Sarah Wollaston, Conservative MP for Totnes, on why she opposes the Leveson report's call for a new press watchdog to be underpinned by a change in law.
If you believe that a free press is essential to maintaining our freedom and protecting against corruption then you are likely to be instinctively opposed to State regulation. That said, the relationships between the powerful, the police and the press have themselves been accused of corrupting our democratic process and those entrusted to defend it.
When it comes to politics, where does the need for open access to those whose job it is to report on the news end and collusion or undue influence begin? Where are the acceptable boundaries for the police in their relationships with the press? In an internet age does it even matter what we regulate in print as it will inevitably appear with even less control online? What of the innocent victims of press intrusion and the fact that in most cases only the wealthy can afford legal redress when failed by a toothless regulator?
No wonder that David Cameron decided to ask for an independent judge-led inquiry into the culture, practices and ethics of the press.
Leveson states that: "The press, operating properly and in the public interest is one of the true safeguards of democracy."
But he also points out that with the significant and special rights of the press come responsibilities to respect the truth and obey the law as well as to uphold the rights and liberties of individuals. The Inquiry was set up not only to open a window into the press but to make recommendations for change.
No organisation in this country should be unaccountable for wrong doing or above the law. The most disturbing practices aired during the Inquiry were already against the Law but it is hard to separate them from the cultural attitudes amongst certain editors which allowed them to take place.
Leveson sets out sensible proposals for transparency regarding contacts between politicians and the press and also between the press and the police.

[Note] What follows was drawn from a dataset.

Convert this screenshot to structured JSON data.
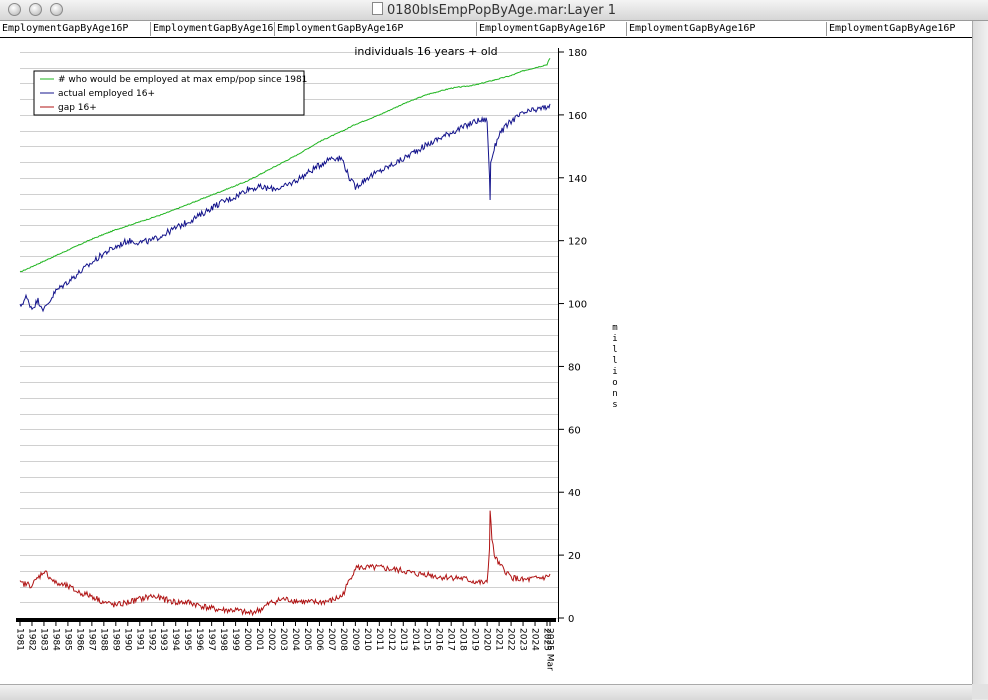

He recommends a conscience clause to protect journalists from undue pressure to behave unethically with a whistle-blowing hotline for them to report malpractice.
I support Leveson's proposals for independent self-regulation organised by the media and in particular the independence of appointments to the regulator with no serving editors on the board. He sets out the way in which an arbitration service and rapid complaints handling service could be equipped to impose significant fines and demand appropriately prominent apologies. The regulator would have powers to investigate. Crucially, involvement in such a body could confer protections for both the Press and complainants alike where failure to use the arbitration service and hence the need to use the courts would result in far greater penalties or a failure to be awarded costs. This system could in theory also apply to online media but the failure to consider the impact of social media was the glaring omission from this Inquiry.
There are concerns about the use of super injunctions by the wealthy and powerful. Under Leveson's proposals the advisory arm of the regulator could advise and such advice could be used to support the case for publication in the event of legal action. Even if a paper were to lose that action in court, the claimant could find themselves meeting all costs as a result of not using the independent system.
Leveson's most controversial recommendation is for legislation to recognise the new self-regulatory body. The question is whether this represents statutory regulation of the Press? Once that is written into law it is all too easy for the lines to be re-drawn to regulate what the press can or cannot say, or to exclude those whose views are unsympathetic to the government of the day.
Whilst Leveson explicitly states that he does not feel this would be the case and also suggests that we could legislate for the independence of the Press, it should concern us that once a line has been crossed to "underpin" the regulator in law, it may result in a Press that is directed or restricted.
In my opinion, it is right that we should be wary. Any compulsion to join a regulator would amount to State regulation, threatening free speech and democracy, and that would be a high price to pay. The clamour for action has been driven by activities which were already illegal.
Cameron is right not to rush to accept Leveson, however reassuring and wise he may appear. We need a full debate about the wider implications. The British Press may have enjoyed the longest pub crawl in history through last chance saloons but they have also protected our freedoms, entertained and informed us. If they are over-regulated, we will simply drive more people to seek their scandals from online sources with almost no accountability at all. If newspapers become irrelevant, then who will buy them at all?